Redfin property data enriched with 45 government data fields from 14 free APIs — Census demographics, FEMA flood zones, FBI crime, Walk Score, HUD rent benchmarks, and more. USPS-normalized, confidence-scored, analysis-ready. From $4/1K properties.
Multi-source expansion from 2 scrapers to 10, government data enrichment from 4 APIs to 16,
and 40+ bug fixes across 6 audit rounds. Test suite grew from 625 to 1797.
Census ACS enrichment — tract-level demographics from api.census.gov (free, no key):
median_household_income, median_home_value, vacancy_rate, population, median_age,
owner_occupied_pct, renter_occupied_pct. Batch-optimized: one API call per county.

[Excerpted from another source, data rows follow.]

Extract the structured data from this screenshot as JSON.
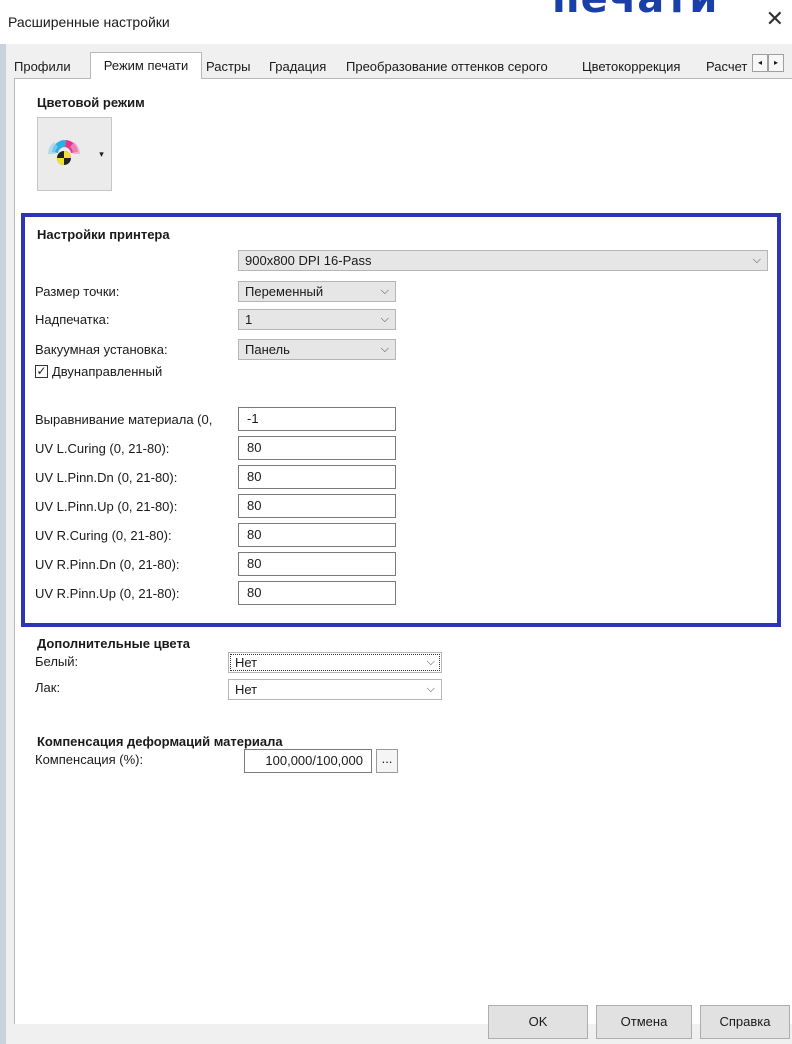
{
  "window": {
    "title": "Расширенные настройки",
    "close": "✕",
    "overlay_text": "печати"
  },
  "tabs": [
    {
      "label": "Профили",
      "active": false
    },
    {
      "label": "Режим печати",
      "active": true
    },
    {
      "label": "Растры",
      "active": false
    },
    {
      "label": "Градация",
      "active": false
    },
    {
      "label": "Преобразование оттенков серого",
      "active": false
    },
    {
      "label": "Цветокоррекция",
      "active": false
    },
    {
      "label": "Расчет",
      "active": false
    }
  ],
  "tab_scroll": {
    "left": "◂",
    "right": "▸"
  },
  "color_mode": {
    "title": "Цветовой режим",
    "icon": "cmyk-color-wheel-icon",
    "dropdown_arrow": "▾"
  },
  "printer_settings": {
    "title": "Настройки принтера",
    "resolution": "900x800 DPI 16-Pass",
    "dot_size_label": "Размер точки:",
    "dot_size_value": "Переменный",
    "overprint_label": "Надпечатка:",
    "overprint_value": "1",
    "vacuum_label": "Вакуумная установка:",
    "vacuum_value": "Панель",
    "bidirectional_label": "Двунаправленный",
    "bidirectional_checked": true,
    "fields": [
      {
        "label": "Выравнивание материала (0,",
        "value": "-1"
      },
      {
        "label": "UV L.Curing (0, 21-80):",
        "value": "80"
      },
      {
        "label": "UV L.Pinn.Dn (0, 21-80):",
        "value": "80"
      },
      {
        "label": "UV L.Pinn.Up (0, 21-80):",
        "value": "80"
      },
      {
        "label": "UV R.Curing (0, 21-80):",
        "value": "80"
      },
      {
        "label": "UV R.Pinn.Dn (0, 21-80):",
        "value": "80"
      },
      {
        "label": "UV R.Pinn.Up (0, 21-80):",
        "value": "80"
      }
    ]
  },
  "extra_colors": {
    "title": "Дополнительные цвета",
    "white_label": "Белый:",
    "white_value": "Нет",
    "varnish_label": "Лак:",
    "varnish_value": "Нет"
  },
  "deformation": {
    "title": "Компенсация деформаций материала",
    "comp_label": "Компенсация (%):",
    "comp_value": "100,000/100,000",
    "more_button": "..."
  },
  "footer": {
    "ok": "OK",
    "cancel": "Отмена",
    "help": "Справка"
  },
  "chevron": "⌵",
  "colors": {
    "highlight_border": "#2d35b7",
    "overlay_text": "#1a3fa8"
  }
}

FBI Crime enrichment — state-level UCR data from api.usa.gov/crime/fbi/cde:
violent_crime_rate, property_crime_rate, crime_data_year. Per-offense independent
fallback when one rate fails.
Enrichment framework — src/enrichment/ with BaseEnrichment ABC, cache/batch
pattern, _validate_cached() hook, and _no_cache flag to prevent partial-data
cache poisoning.
GovernmentData model — includeGovernmentData input flag, formatter exclusions,
consistent key presence across all records (two-pass formatter).
Decodo (Smartproxy) proxy support — residential proxy via PROXY_HOST/PORT/USER/PASS
env vars for Realtor.com scraping. Falls back gracefully when vars not set.

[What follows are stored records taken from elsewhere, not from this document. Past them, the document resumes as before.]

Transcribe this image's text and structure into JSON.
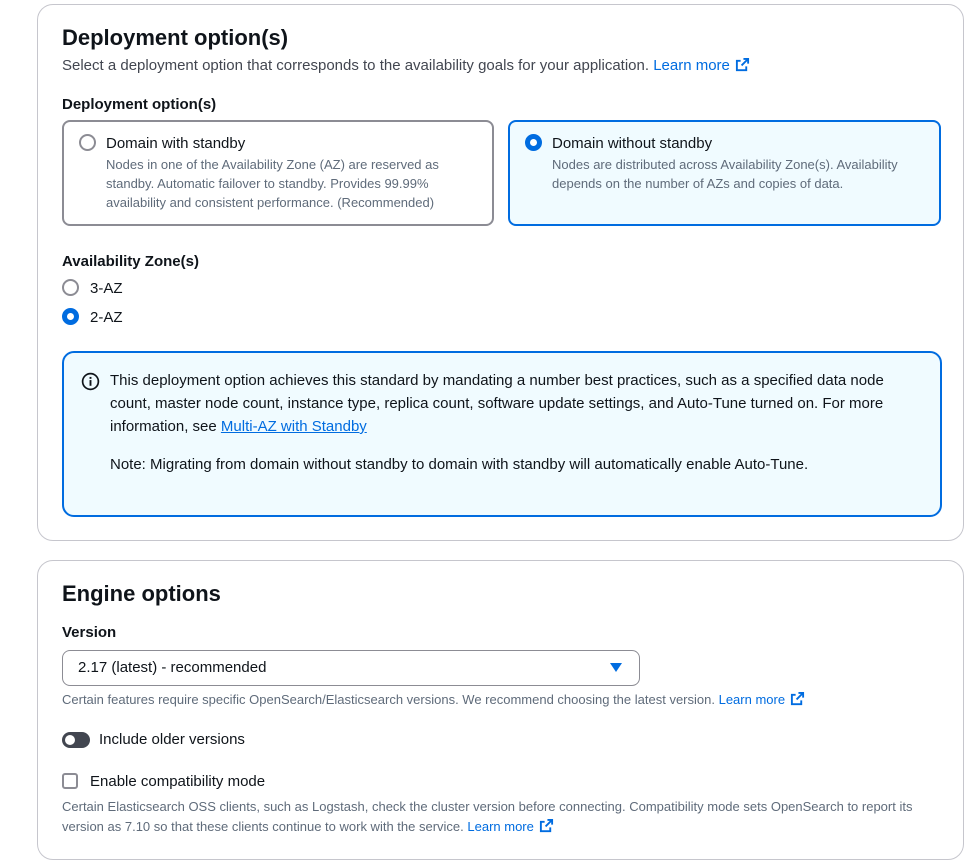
{
  "deployment": {
    "title": "Deployment option(s)",
    "description": "Select a deployment option that corresponds to the availability goals for your application.",
    "learn_more": "Learn more",
    "field_label": "Deployment option(s)",
    "options": [
      {
        "title": "Domain with standby",
        "text": "Nodes in one of the Availability Zone (AZ) are reserved as standby. Automatic failover to standby. Provides 99.99% availability and consistent performance. (Recommended)",
        "selected": false
      },
      {
        "title": "Domain without standby",
        "text": "Nodes are distributed across Availability Zone(s). Availability depends on the number of AZs and copies of data.",
        "selected": true
      }
    ],
    "az_label": "Availability Zone(s)",
    "az_options": [
      {
        "label": "3-AZ",
        "selected": false
      },
      {
        "label": "2-AZ",
        "selected": true
      }
    ],
    "info": {
      "text": "This deployment option achieves this standard by mandating a number best practices, such as a specified data node count, master node count, instance type, replica count, software update settings, and Auto-Tune turned on. For more information, see",
      "link": "Multi-AZ with Standby",
      "note": "Note: Migrating from domain without standby to domain with standby will automatically enable Auto-Tune."
    }
  },
  "engine": {
    "title": "Engine options",
    "version_label": "Version",
    "version_value": "2.17 (latest) - recommended",
    "version_hint": "Certain features require specific OpenSearch/Elasticsearch versions. We recommend choosing the latest version.",
    "learn_more": "Learn more",
    "toggle_label": "Include older versions",
    "toggle_on": false,
    "compat_label": "Enable compatibility mode",
    "compat_checked": false,
    "compat_hint": "Certain Elasticsearch OSS clients, such as Logstash, check the cluster version before connecting. Compatibility mode sets OpenSearch to report its version as 7.10 so that these clients continue to work with the service.",
    "compat_learn_more": "Learn more"
  },
  "colors": {
    "accent": "#006ce0",
    "selected_bg": "#f0fbff",
    "border": "#c6c6cd",
    "muted_text": "#5f6b7a"
  },
  "icons": [
    "external-link-icon",
    "info-icon",
    "caret-down-icon"
  ]
}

address_undisclosed flag on Address model — numeric-only streets and "Undisclosed"
URLs flagged to prevent garbage canonical_key.
monthly_rent field on PriceInfo for rental listings (separate from sale price).

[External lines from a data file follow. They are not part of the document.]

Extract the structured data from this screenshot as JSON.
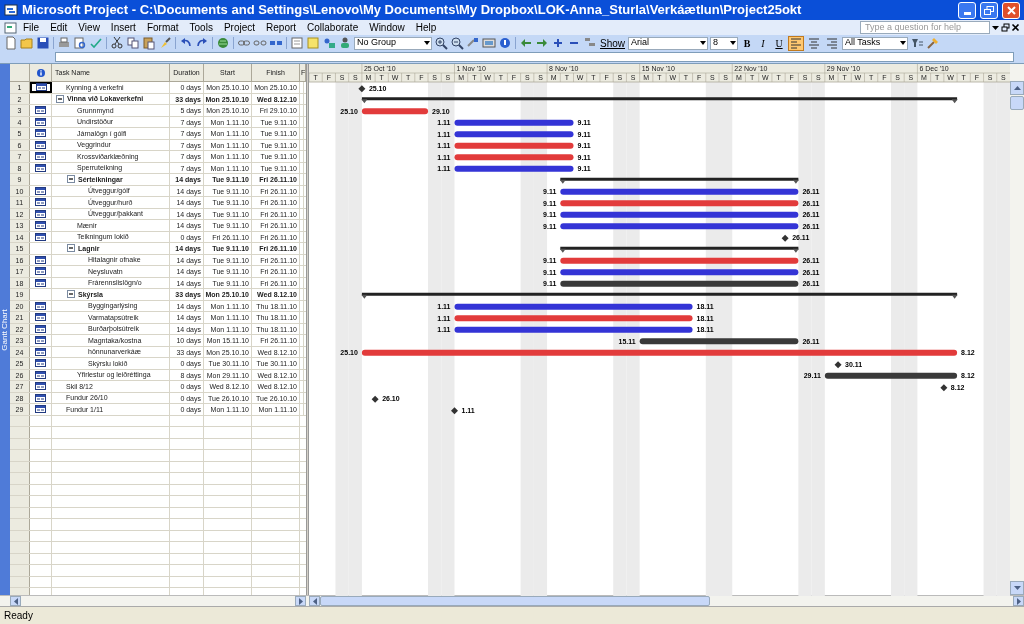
{
  "window": {
    "title": "Microsoft Project - C:\\Documents and Settings\\Lenovo\\My Documents\\My Dropbox\\LOK-Anna_Sturla\\Verkáætlun\\Project25okt"
  },
  "menu": [
    "File",
    "Edit",
    "View",
    "Insert",
    "Format",
    "Tools",
    "Project",
    "Report",
    "Collaborate",
    "Window",
    "Help"
  ],
  "help_box": {
    "placeholder": "Type a question for help"
  },
  "toolbar": {
    "group": "No Group",
    "show": "Show",
    "font": "Arial",
    "font_size": "8",
    "bold": "B",
    "italic": "I",
    "underline": "U",
    "align": [
      {
        "selected": true
      },
      {
        "selected": false
      },
      {
        "selected": false
      }
    ],
    "filter": "All Tasks"
  },
  "view_bar": "Gantt Chart",
  "columns": [
    "Task Name",
    "Duration",
    "Start",
    "Finish",
    "F"
  ],
  "timescale": {
    "weeks": [
      "25 Oct '10",
      "1 Nov '10",
      "8 Nov '10",
      "15 Nov '10",
      "22 Nov '10",
      "29 Nov '10",
      "6 Dec '10"
    ],
    "days": [
      "T",
      "F",
      "S",
      "S",
      "M",
      "T",
      "W",
      "T",
      "F",
      "S",
      "S",
      "M",
      "T",
      "W",
      "T",
      "F",
      "S",
      "S",
      "M",
      "T",
      "W",
      "T",
      "F",
      "S",
      "S",
      "M",
      "T",
      "W",
      "T",
      "F",
      "S",
      "S",
      "M",
      "T",
      "W",
      "T",
      "F",
      "S",
      "S",
      "M",
      "T",
      "W",
      "T",
      "F",
      "S",
      "S",
      "M",
      "T",
      "W",
      "T",
      "F",
      "S",
      "S"
    ]
  },
  "tasks": [
    {
      "id": "1",
      "name": "Kynning á verkefni",
      "kind": "milestone",
      "indicator": true,
      "selected": true,
      "duration": "0 days",
      "start": "Mon 25.10.10",
      "finish": "Mon 25.10.10",
      "labels": [
        "25.10"
      ]
    },
    {
      "id": "2",
      "name": "Vinna við Lokaverkefni",
      "kind": "summary",
      "indicator": false,
      "selected": false,
      "expanded": true,
      "duration": "33 days",
      "start": "Mon 25.10.10",
      "finish": "Wed 8.12.10",
      "children": [
        {
          "id": "3",
          "name": "Grunnmynd",
          "kind": "task",
          "indicator": true,
          "selected": false,
          "duration": "5 days",
          "start": "Mon 25.10.10",
          "finish": "Fri 29.10.10",
          "color": "#e23b3b",
          "labels": [
            "25.10",
            "29.10"
          ]
        },
        {
          "id": "4",
          "name": "Undirstöður",
          "kind": "task",
          "indicator": true,
          "selected": false,
          "duration": "7 days",
          "start": "Mon 1.11.10",
          "finish": "Tue 9.11.10",
          "color": "#3434d6",
          "labels": [
            "1.11",
            "9.11"
          ]
        },
        {
          "id": "5",
          "name": "Járnalögn í gólfi",
          "kind": "task",
          "indicator": true,
          "selected": false,
          "duration": "7 days",
          "start": "Mon 1.11.10",
          "finish": "Tue 9.11.10",
          "color": "#3434d6",
          "labels": [
            "1.11",
            "9.11"
          ]
        },
        {
          "id": "6",
          "name": "Veggrindur",
          "kind": "task",
          "indicator": true,
          "selected": false,
          "duration": "7 days",
          "start": "Mon 1.11.10",
          "finish": "Tue 9.11.10",
          "color": "#e23b3b",
          "labels": [
            "1.11",
            "9.11"
          ]
        },
        {
          "id": "7",
          "name": "Krossviðarklæðning",
          "kind": "task",
          "indicator": true,
          "selected": false,
          "duration": "7 days",
          "start": "Mon 1.11.10",
          "finish": "Tue 9.11.10",
          "color": "#e23b3b",
          "labels": [
            "1.11",
            "9.11"
          ]
        },
        {
          "id": "8",
          "name": "Sperruteikning",
          "kind": "task",
          "indicator": true,
          "selected": false,
          "duration": "7 days",
          "start": "Mon 1.11.10",
          "finish": "Tue 9.11.10",
          "color": "#3434d6",
          "labels": [
            "1.11",
            "9.11"
          ]
        },
        {
          "id": "9",
          "name": "Sérteikningar",
          "kind": "summary",
          "indicator": false,
          "selected": false,
          "expanded": true,
          "duration": "14 days",
          "start": "Tue 9.11.10",
          "finish": "Fri 26.11.10",
          "children": [
            {
              "id": "10",
              "name": "Útveggur/gólf",
              "kind": "task",
              "indicator": true,
              "selected": false,
              "duration": "14 days",
              "start": "Tue 9.11.10",
              "finish": "Fri 26.11.10",
              "color": "#3434d6",
              "labels": [
                "9.11",
                "26.11"
              ]
            },
            {
              "id": "11",
              "name": "Útveggur/hurð",
              "kind": "task",
              "indicator": true,
              "selected": false,
              "duration": "14 days",
              "start": "Tue 9.11.10",
              "finish": "Fri 26.11.10",
              "color": "#e23b3b",
              "labels": [
                "9.11",
                "26.11"
              ]
            },
            {
              "id": "12",
              "name": "Útveggur/þakkant",
              "kind": "task",
              "indicator": true,
              "selected": false,
              "duration": "14 days",
              "start": "Tue 9.11.10",
              "finish": "Fri 26.11.10",
              "color": "#3434d6",
              "labels": [
                "9.11",
                "26.11"
              ]
            }
          ]
        },
        {
          "id": "13",
          "name": "Mænir",
          "kind": "task",
          "indicator": true,
          "selected": false,
          "duration": "14 days",
          "start": "Tue 9.11.10",
          "finish": "Fri 26.11.10",
          "color": "#3434d6",
          "labels": [
            "9.11",
            "26.11"
          ]
        },
        {
          "id": "14",
          "name": "Teikningum lokið",
          "kind": "milestone",
          "indicator": true,
          "selected": false,
          "duration": "0 days",
          "start": "Fri 26.11.10",
          "finish": "Fri 26.11.10",
          "labels": [
            "26.11"
          ]
        },
        {
          "id": "15",
          "name": "Lagnir",
          "kind": "summary",
          "indicator": false,
          "selected": false,
          "expanded": true,
          "duration": "14 days",
          "start": "Tue 9.11.10",
          "finish": "Fri 26.11.10",
          "children": [
            {
              "id": "16",
              "name": "Hitalagnir ofnake",
              "kind": "task",
              "indicator": true,
              "selected": false,
              "duration": "14 days",
              "start": "Tue 9.11.10",
              "finish": "Fri 26.11.10",
              "color": "#e23b3b",
              "labels": [
                "9.11",
                "26.11"
              ]
            },
            {
              "id": "17",
              "name": "Neysluvatn",
              "kind": "task",
              "indicator": true,
              "selected": false,
              "duration": "14 days",
              "start": "Tue 9.11.10",
              "finish": "Fri 26.11.10",
              "color": "#3434d6",
              "labels": [
                "9.11",
                "26.11"
              ]
            },
            {
              "id": "18",
              "name": "Frárennslislögn/o",
              "kind": "task",
              "indicator": true,
              "selected": false,
              "duration": "14 days",
              "start": "Tue 9.11.10",
              "finish": "Fri 26.11.10",
              "color": "#3a3a3a",
              "labels": [
                "9.11",
                "26.11"
              ]
            }
          ]
        },
        {
          "id": "19",
          "name": "Skýrsla",
          "kind": "summary",
          "indicator": false,
          "selected": false,
          "expanded": true,
          "duration": "33 days",
          "start": "Mon 25.10.10",
          "finish": "Wed 8.12.10",
          "children": [
            {
              "id": "20",
              "name": "Byggingarlýsing",
              "kind": "task",
              "indicator": true,
              "selected": false,
              "duration": "14 days",
              "start": "Mon 1.11.10",
              "finish": "Thu 18.11.10",
              "color": "#3434d6",
              "labels": [
                "1.11",
                "18.11"
              ]
            },
            {
              "id": "21",
              "name": "Varmatapsútreik",
              "kind": "task",
              "indicator": true,
              "selected": false,
              "duration": "14 days",
              "start": "Mon 1.11.10",
              "finish": "Thu 18.11.10",
              "color": "#e23b3b",
              "labels": [
                "1.11",
                "18.11"
              ]
            },
            {
              "id": "22",
              "name": "Burðarþolsútreik",
              "kind": "task",
              "indicator": true,
              "selected": false,
              "duration": "14 days",
              "start": "Mon 1.11.10",
              "finish": "Thu 18.11.10",
              "color": "#3434d6",
              "labels": [
                "1.11",
                "18.11"
              ]
            },
            {
              "id": "23",
              "name": "Magntaka/kostna",
              "kind": "task",
              "indicator": true,
              "selected": false,
              "duration": "10 days",
              "start": "Mon 15.11.10",
              "finish": "Fri 26.11.10",
              "color": "#3a3a3a",
              "labels": [
                "15.11",
                "26.11"
              ]
            },
            {
              "id": "24",
              "name": "hönnunarverkáæ",
              "kind": "task",
              "indicator": true,
              "selected": false,
              "duration": "33 days",
              "start": "Mon 25.10.10",
              "finish": "Wed 8.12.10",
              "color": "#e23b3b",
              "labels": [
                "25.10",
                "8.12"
              ]
            },
            {
              "id": "25",
              "name": "Skýrslu lokið",
              "kind": "milestone",
              "indicator": true,
              "selected": false,
              "duration": "0 days",
              "start": "Tue 30.11.10",
              "finish": "Tue 30.11.10",
              "labels": [
                "30.11"
              ]
            }
          ]
        },
        {
          "id": "26",
          "name": "Yfirlestur og leiðréttinga",
          "kind": "task",
          "indicator": true,
          "selected": false,
          "duration": "8 days",
          "start": "Mon 29.11.10",
          "finish": "Wed 8.12.10",
          "color": "#3a3a3a",
          "labels": [
            "29.11",
            "8.12"
          ]
        }
      ]
    },
    {
      "id": "27",
      "name": "Skil 8/12",
      "kind": "milestone",
      "indicator": true,
      "selected": false,
      "duration": "0 days",
      "start": "Wed 8.12.10",
      "finish": "Wed 8.12.10",
      "labels": [
        "8.12"
      ]
    },
    {
      "id": "28",
      "name": "Fundur 26/10",
      "kind": "milestone",
      "indicator": true,
      "selected": false,
      "duration": "0 days",
      "start": "Tue 26.10.10",
      "finish": "Tue 26.10.10",
      "labels": [
        "26.10"
      ]
    },
    {
      "id": "29",
      "name": "Fundur 1/11",
      "kind": "milestone",
      "indicator": true,
      "selected": false,
      "duration": "0 days",
      "start": "Mon 1.11.10",
      "finish": "Mon 1.11.10",
      "labels": [
        "1.11"
      ]
    }
  ],
  "status_bar": "Ready"
}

Listing type to source routing: for_rent removes Redfin and adds Zumper;
for_sale/sold removes Zumper.
Stale-while-error cache fallback — CacheManager.get_stale() serves expired entries
with warning when enrichment APIs fail.
days_on_market computed for sold records from price_history (NAR DOM definition).
Foreclosure.com scraper — distressed property listings via JSON-LD CollectionPage
extraction. 10s crawl delay per robots.txt. New fields: auction_date,
foreclosure_status, estimated_market_value. 29 tests.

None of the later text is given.